The Pavilion for Performative Arts is envisaged as a vibrant center of spontaneous public gatherings that nurtures art -- a theater space for various performative arts and a cultural anchor that belongs to the community at large.
Proposed in the heart of the central park at Bhartiya City in Bengaluru, it is imagined as a space for companies, artists, performers, and storytellers to come and tell their stories. A public space, it will add cultural and recreational programs to the park. Bhartiya city is a seamless mix of the finest residential spaces, office towers, hotels, public spaces, modern schools, state-of-the-art hospitals and efficient transport links to provide a complete environment for better living.

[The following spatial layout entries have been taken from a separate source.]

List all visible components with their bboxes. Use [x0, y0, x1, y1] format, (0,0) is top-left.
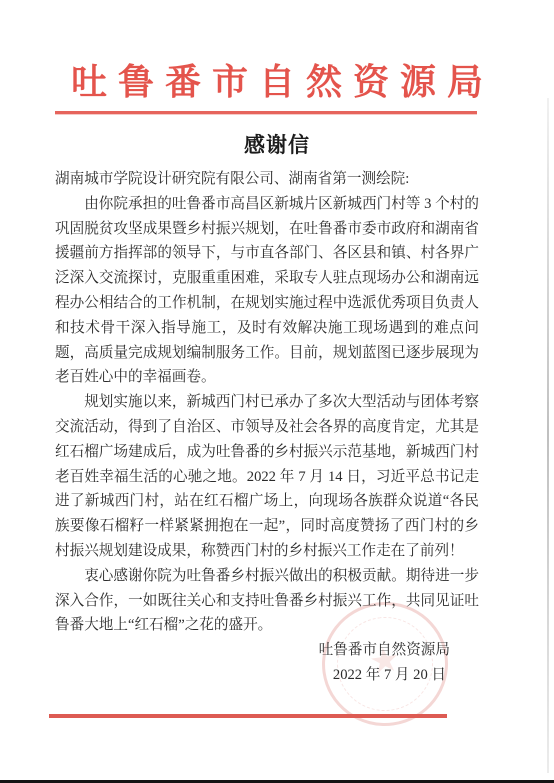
body-paragraph-3: 衷心感谢你院为吐鲁番乡村振兴做出的积极贡献。期待进一步深入合作，一如既往关心和支… [55, 564, 479, 638]
signature-organization: 吐鲁番市自然资源局 [55, 638, 479, 663]
footer-divider [49, 714, 447, 718]
letterhead-title: 吐鲁番市自然资源局 [0, 54, 554, 105]
document-title: 感谢信 [0, 129, 554, 159]
scanned-letter-page: 吐鲁番市自然资源局 感谢信 湖南城市学院设计研究院有限公司、湖南省第一测绘院: … [0, 0, 554, 783]
body-paragraph-1: 由你院承担的吐鲁番市高昌区新城片区新城西门村等 3 个村的巩固脱贫攻坚成果暨乡村… [55, 192, 479, 390]
letterhead-divider [55, 111, 477, 114]
body-paragraph-2: 规划实施以来，新城西门村已承办了多次大型活动与团体考察交流活动，得到了自治区、市… [55, 390, 479, 564]
signature-date: 2022 年 7 月 20 日 [55, 663, 479, 688]
letter-body: 湖南城市学院设计研究院有限公司、湖南省第一测绘院: 由你院承担的吐鲁番市高昌区新… [55, 167, 479, 688]
salutation-line: 湖南城市学院设计研究院有限公司、湖南省第一测绘院: [55, 167, 479, 192]
scan-artifact-right-edge [547, 98, 549, 773]
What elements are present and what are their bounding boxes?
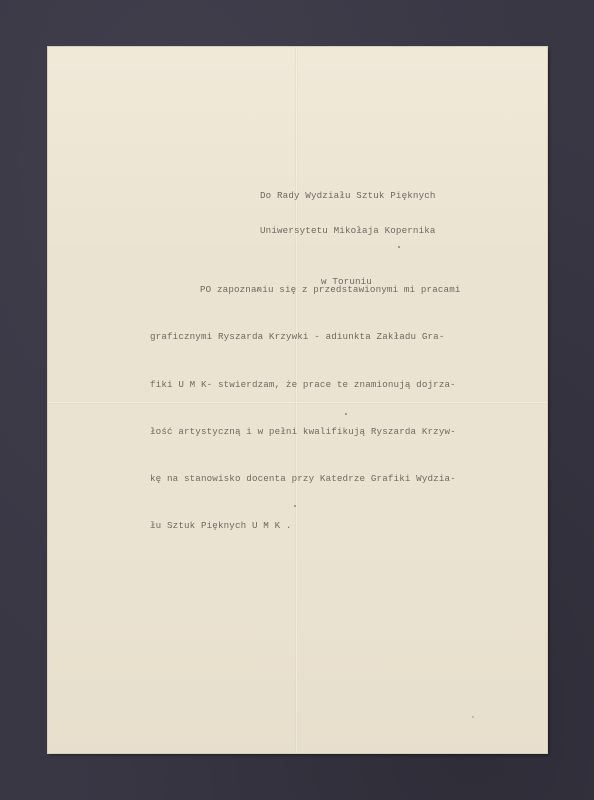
body-line-6: łu Sztuk Pięknych U M K .: [150, 514, 461, 537]
addressee-line-2: Uniwersytetu Mikołaja Kopernika: [260, 225, 436, 236]
ink-speck: [345, 413, 347, 415]
body-line-5: kę na stanowisko docenta przy Katedrze G…: [150, 467, 461, 490]
addressee-line-1: Do Rady Wydziału Sztuk Pięknych: [260, 190, 436, 201]
ink-speck: [294, 505, 296, 507]
body-line-4: łość artystyczną i w pełni kwalifikują R…: [150, 420, 461, 443]
ink-speck: [398, 246, 400, 248]
ink-speck: [472, 716, 474, 718]
letter-body: PO zapoznaniu się z przedstawionymi mi p…: [150, 254, 461, 562]
body-line-1: PO zapoznaniu się z przedstawionymi mi p…: [150, 278, 461, 301]
letter-sheet: Do Rady Wydziału Sztuk Pięknych Uniwersy…: [48, 47, 547, 753]
body-line-2: graficznymi Ryszarda Krzywki - adiunkta …: [150, 325, 461, 348]
body-line-3: fiki U M K- stwierdzam, że prace te znam…: [150, 373, 461, 396]
insertion-mark: ^: [256, 287, 261, 296]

Being a performative arts pavilion, the performance of the building was the most important aspect to consider while designing. The technology was to stage the performances worldwide. It needed to be flexible and adapt to the nights and days, change of seasons and different moods.
Design Approach
The design is a sensitive landscape integration, and a general concept approach that would provide meaning to it all. The pavilion is planned with various spaces include a stage, a backstage with loading dock, green room and wings, a seating area, and a sound and a lighting control booth enclosed in one shell.

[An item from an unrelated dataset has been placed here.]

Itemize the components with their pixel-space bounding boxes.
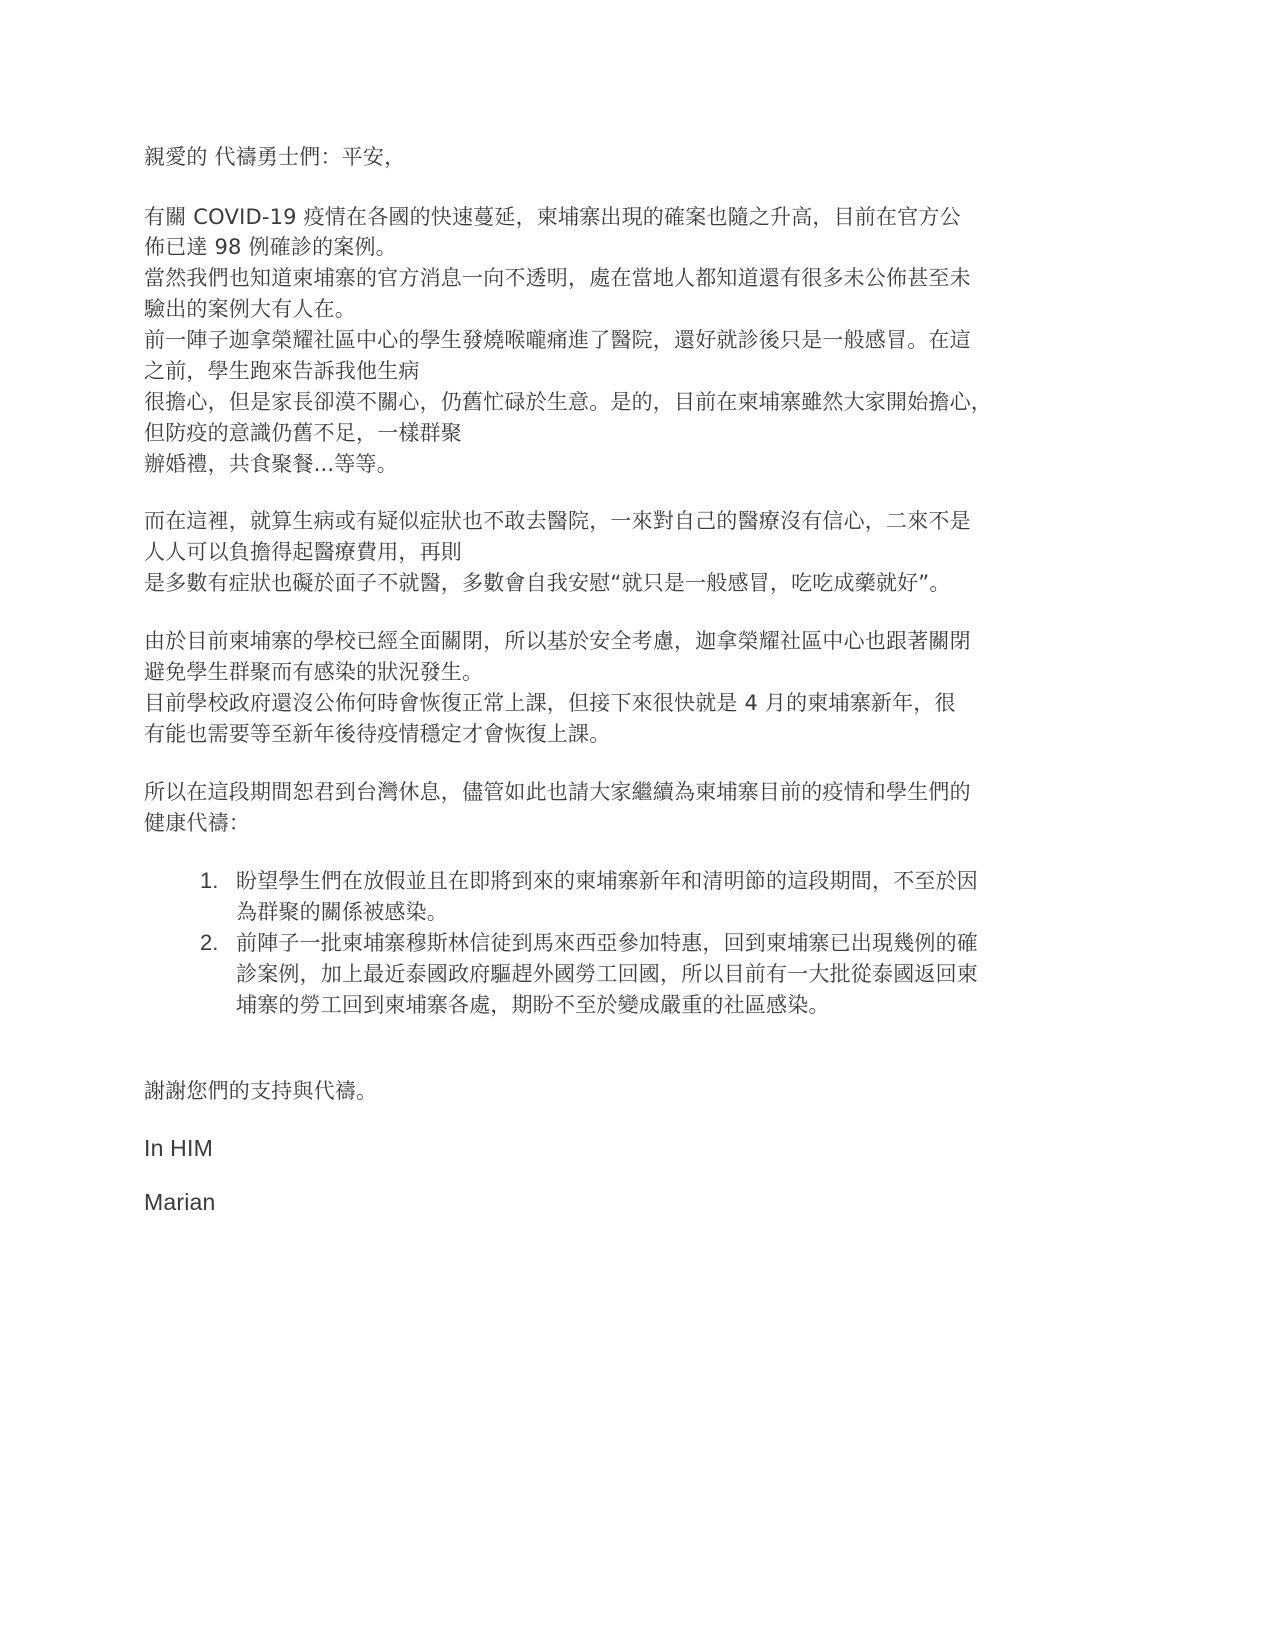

The entrance is shaded with the highest point of the roof structure and has a timber deck for people to gather. The deck greets the users and extends inside making a link between the outer envelope and the inner space. Visitors enter the shell at the ground level, which gradually slopes down with leveled terraces for rows of seating towards the stage.
Morphology
The majority of the building sits into the ground such that the massive volumetry of a theater is dissolved into the landscape. The theatre is flanked with landscape on three sides to decompose the scale and thus the relation to the building keeps changing from every side. The roof is designed as a sculptural form with folded planes emerging out of the existing landscape of the park. The folded plates also temper the acoustics in the space.
Materials
The roof is clad in metal that reflects the sky and the landscape around it. The building merges within the surroundings while the roof gives it an identity of its own.
The folded plate roof is built using copper and bronze so visitors can see a colour transition from gold to orange to brown and teal as the seasons progress. It provides an illusion of change. The shell is made in moulded concrete which ensures high performance in technical and structural terms. The interior walls and ceiling of the shell are sculpted to naturally project acoustics toward the audience.
The pavilion will be an icon that represents the values and ethics of Bhartiya City as well as have its own identity.